The developed software modules provide a flexible foundation for the open iCub platform and for further experiments and developments, including higher levels of attention and representation of the peripersonal space.

This video shows how saliency triggers the focus of attention and the following gaze shift. Besides saliency, the system has grown to include more complex structures such as objects (see video of this process).
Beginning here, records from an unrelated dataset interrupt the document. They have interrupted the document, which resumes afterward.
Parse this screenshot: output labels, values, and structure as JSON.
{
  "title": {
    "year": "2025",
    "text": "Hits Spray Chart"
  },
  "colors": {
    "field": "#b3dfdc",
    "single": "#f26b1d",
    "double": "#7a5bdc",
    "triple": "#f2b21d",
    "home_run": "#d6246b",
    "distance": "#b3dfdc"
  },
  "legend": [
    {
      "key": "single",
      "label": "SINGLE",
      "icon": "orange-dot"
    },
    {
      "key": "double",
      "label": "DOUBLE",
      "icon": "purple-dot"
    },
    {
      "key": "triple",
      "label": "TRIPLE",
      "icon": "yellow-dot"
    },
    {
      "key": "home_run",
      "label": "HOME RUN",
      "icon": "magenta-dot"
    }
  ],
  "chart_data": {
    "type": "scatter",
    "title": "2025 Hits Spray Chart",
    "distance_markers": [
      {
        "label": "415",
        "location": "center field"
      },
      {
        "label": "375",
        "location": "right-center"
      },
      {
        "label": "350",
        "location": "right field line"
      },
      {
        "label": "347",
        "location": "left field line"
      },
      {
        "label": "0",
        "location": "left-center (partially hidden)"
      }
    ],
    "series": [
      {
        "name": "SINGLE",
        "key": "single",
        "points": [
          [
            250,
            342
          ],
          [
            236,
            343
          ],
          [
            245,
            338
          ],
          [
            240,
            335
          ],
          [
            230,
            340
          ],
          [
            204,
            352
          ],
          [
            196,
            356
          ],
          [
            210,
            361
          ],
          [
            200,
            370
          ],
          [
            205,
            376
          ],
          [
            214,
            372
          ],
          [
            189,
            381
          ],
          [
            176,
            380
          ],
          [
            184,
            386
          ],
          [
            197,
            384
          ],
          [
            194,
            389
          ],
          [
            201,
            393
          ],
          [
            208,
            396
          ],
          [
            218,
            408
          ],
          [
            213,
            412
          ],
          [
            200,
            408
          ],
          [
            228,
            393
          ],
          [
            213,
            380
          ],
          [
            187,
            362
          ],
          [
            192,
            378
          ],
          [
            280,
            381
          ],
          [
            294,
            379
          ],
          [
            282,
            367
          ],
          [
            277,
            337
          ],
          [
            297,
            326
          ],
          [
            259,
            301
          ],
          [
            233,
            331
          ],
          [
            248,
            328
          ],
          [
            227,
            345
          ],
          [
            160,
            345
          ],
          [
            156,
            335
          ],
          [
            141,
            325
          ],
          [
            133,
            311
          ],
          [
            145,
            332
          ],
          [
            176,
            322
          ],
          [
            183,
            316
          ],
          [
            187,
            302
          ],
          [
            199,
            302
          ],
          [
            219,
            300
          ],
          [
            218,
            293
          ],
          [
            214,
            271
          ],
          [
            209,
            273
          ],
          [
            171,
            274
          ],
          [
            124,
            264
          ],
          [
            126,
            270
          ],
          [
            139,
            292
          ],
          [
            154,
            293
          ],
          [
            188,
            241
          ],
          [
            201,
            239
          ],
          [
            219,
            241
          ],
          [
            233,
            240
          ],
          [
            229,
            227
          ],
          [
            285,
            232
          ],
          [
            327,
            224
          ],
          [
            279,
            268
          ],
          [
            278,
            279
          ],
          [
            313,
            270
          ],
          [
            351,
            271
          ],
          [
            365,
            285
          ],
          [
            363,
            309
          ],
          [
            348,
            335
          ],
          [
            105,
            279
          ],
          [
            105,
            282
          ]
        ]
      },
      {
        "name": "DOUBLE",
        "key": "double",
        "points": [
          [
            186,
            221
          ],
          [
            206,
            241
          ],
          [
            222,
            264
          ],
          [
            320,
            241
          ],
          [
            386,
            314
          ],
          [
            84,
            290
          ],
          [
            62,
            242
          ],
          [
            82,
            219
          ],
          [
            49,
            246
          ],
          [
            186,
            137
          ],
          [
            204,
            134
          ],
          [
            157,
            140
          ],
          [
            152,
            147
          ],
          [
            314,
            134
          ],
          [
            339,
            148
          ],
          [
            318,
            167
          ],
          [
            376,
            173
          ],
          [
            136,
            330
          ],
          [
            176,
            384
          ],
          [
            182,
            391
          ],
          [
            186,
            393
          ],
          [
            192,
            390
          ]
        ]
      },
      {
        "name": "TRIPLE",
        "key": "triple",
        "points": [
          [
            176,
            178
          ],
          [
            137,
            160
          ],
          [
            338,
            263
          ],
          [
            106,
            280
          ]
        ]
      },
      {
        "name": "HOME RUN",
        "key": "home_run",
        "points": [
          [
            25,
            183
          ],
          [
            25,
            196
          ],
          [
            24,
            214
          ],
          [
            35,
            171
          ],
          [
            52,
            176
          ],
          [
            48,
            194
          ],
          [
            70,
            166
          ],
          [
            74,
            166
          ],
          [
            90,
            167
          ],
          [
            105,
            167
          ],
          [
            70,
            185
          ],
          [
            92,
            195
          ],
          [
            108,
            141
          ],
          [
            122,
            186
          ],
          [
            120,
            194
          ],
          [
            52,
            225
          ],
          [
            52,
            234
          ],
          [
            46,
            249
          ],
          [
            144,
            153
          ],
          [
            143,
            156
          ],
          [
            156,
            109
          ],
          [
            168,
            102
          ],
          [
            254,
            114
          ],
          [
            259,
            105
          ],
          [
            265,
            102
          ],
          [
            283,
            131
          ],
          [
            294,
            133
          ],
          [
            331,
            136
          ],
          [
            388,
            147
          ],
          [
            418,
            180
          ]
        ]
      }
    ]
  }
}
Multimodal Saliency-Based Bottom-Up Attention: A Framework for the Humanoid Robot iCub
. Jonas Ruesch, Manuel Lopes, Alexandre Bernardino, Jonas Hörnstein, José Santos-Victor, Rolf Pfeifer. IEEE - International Conference on Robotics and Automation (ICRA'08), Pasadena, California, USA, 2008

Sound Localization

Being able to locate the origin of a sound is important for our capability to interact with the environment. Humans can locate a sound source in both the horizontal and vertical plane with only two ears, using the head related transfer function HRTF, or more specifically features like interaural time difference ITD, interaural level difference ILD, and notches in the frequency spectra. In robotics notches have been left out since they are considered complex and difficult to use. As they are the main cue for humans’ ability to estimate the elevation of the sound source this have to be compensated by adding more microphones or very large and asymmetric ears. In this paper, we present a novel method to extract the notches that makes it possible to accurately estimate the location of a sound source in both the horizontal and vertical plane using only two microphones and human-like ears. We suggest the use of simple spiral-shaped ears that has similar properties to the human ears and make it easy to calculate the position of the notches. Finally we show how the robot can learn its HRTF and build audiomotor maps using supervised learning and how it automatically can update its map using vision and compensate for changes in the HRTF due to changes to the ears or the environment.



These videos show iCub localizing the source of sounds, in an anecoic chamber (video 1) and in an office room (video 2).

Sound localization for humanoid robots - building audio-motor maps based on the HRTF. Jonas Hörnstein, Manuel Lopes, José Santos-Victor and Francisco Lacerda. IEEE – Intelligent Robotic Systems (IROS'06), 2006.